Хотелось забвения. Вечного. Безвозвратного.
Отрешенно смотрел он в потолок и ждал последних своих мгновений. У него не было сил даже страдать, так смирился он уже со своим уходом. Да и какой смысл был в страданиях?
Голос Альфреда Семеновича раздался в зловещей тишине, как голос небесного вседержца, и Аваддоша вздрогнул и повернул к нему безжизненное свое лицо.
- Ну, что, парень? Сдается мне, вышел тебе первый урок? Выпей давай свои сто граммов от завтрака, я уж постеснялся тебя грабить, убогого, да и поговорим ладком, а? - и он протянул мальчику стакан с водкой.
Это была мысль.
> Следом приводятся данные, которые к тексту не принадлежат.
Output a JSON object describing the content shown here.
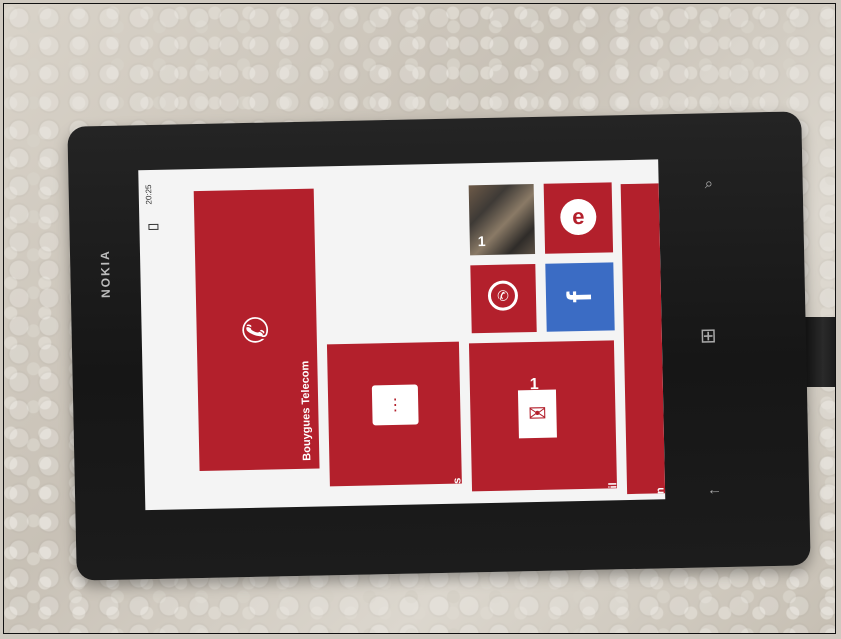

Как можно было забыть об этой панацее? Улетающий мир, жутко погромыхивающий костями, тут же обернулся восвояси, и он принял из добрых рук санитара стакан с волшебной влагой и враз опустошил его.
И жажда жизни снова заплескалась в его глазах.
- Ты можешь ничего мне не рассказывать, но выслушай, пожалуйста, меня! - начал свою спасительную проповедь Альфред Семенович.
Помолчал немного: уж больно серьезные вещи был намерен сказать он.
- Думаю, что ты еще не совсем потерял голову и поймешь меня, если я буду называть вещи своими именами. До недавнего времени ты, рассуждая о разном, делал то же самое. Так вот! Слушай внимательно! - предупредил он. - Пустых слов я говорить не стану.
Ребенок приходит в мир, и все, что видит в нем, он принимает как открытие. Он видит впервые какую-нибудь обычную для всех вещь и показывает на нее взрослому, полагая, что тот тоже видит ее впервые, и ждет от него такого же удивления, которое при этом испытал он. То же самое происходит с ним, когда он этот мир познает из книг: прочитав "Красную шапочку", он, захлебываясь восторгом, пересказывает ее взрослому, полагая, что тот не читал этой сказки. Все в этом мире для него - впервые. Он не может дать вещам оценки, он не может защититься от них ничем, в том числе и рассудком, которого в нем пока еще нет, и выражает свое согласие и несогласие с ними лишь эмоциями. И вот он взрослеет, и наряду со всеми открытиями делает в один прекрасный день открытие еще одно. Очень важное в своей жизни. Он открывает - женщину. Особенности ее сложения он видел уже тысячи раз, но вот увидел их вдруг совершенно другими глазами. Глазами просыпающейся плоти. Он начинает понимать, что женщина это существо не от мира сего, что она есть предмет особого, какого-то таинственного наслаждения, данного взрослому человеку, и всеми силами стремится сам сделаться поскорее взрослым, чтобы окунуться в этот пока еще недоступный ему мир, мир женщины. Он начинает бредить по ночам этим существом, страдать по нем, он обожествляет его, делает предметом высшей воли и высшего назначения, и мышление его, и все его сознание начинают приобретать окраску фиолетового обмана, сказочной эйфории. Все возрастающее желание овладеть недоступным предметом, освободиться от назревающей в нем неведомой энергии, излить ее на предмет своих фантазий, затмевают его ясное, казалось бы, сознание, и он готов пойти на все, только бы удовлетворить свои страстные желания.
Мир стремительно начинает меняться в его глазах. Человек утопает в потоках своих новых ощущений, он безумствует, становится неуправляемым, непредсказуемым, невозможным. И не зря этот период в его жизни называют трудным, переходным.
Это все относительно просыпающейся в человеке плоти. И вот здесь в самую пору начать говорить о чувстве, которое пробуждает глупая плоть. Имя ему - любовь. Не было бы плоти - никогда в сердцах теплокровных человеческих существ не возникало бы этого таинственного влечения.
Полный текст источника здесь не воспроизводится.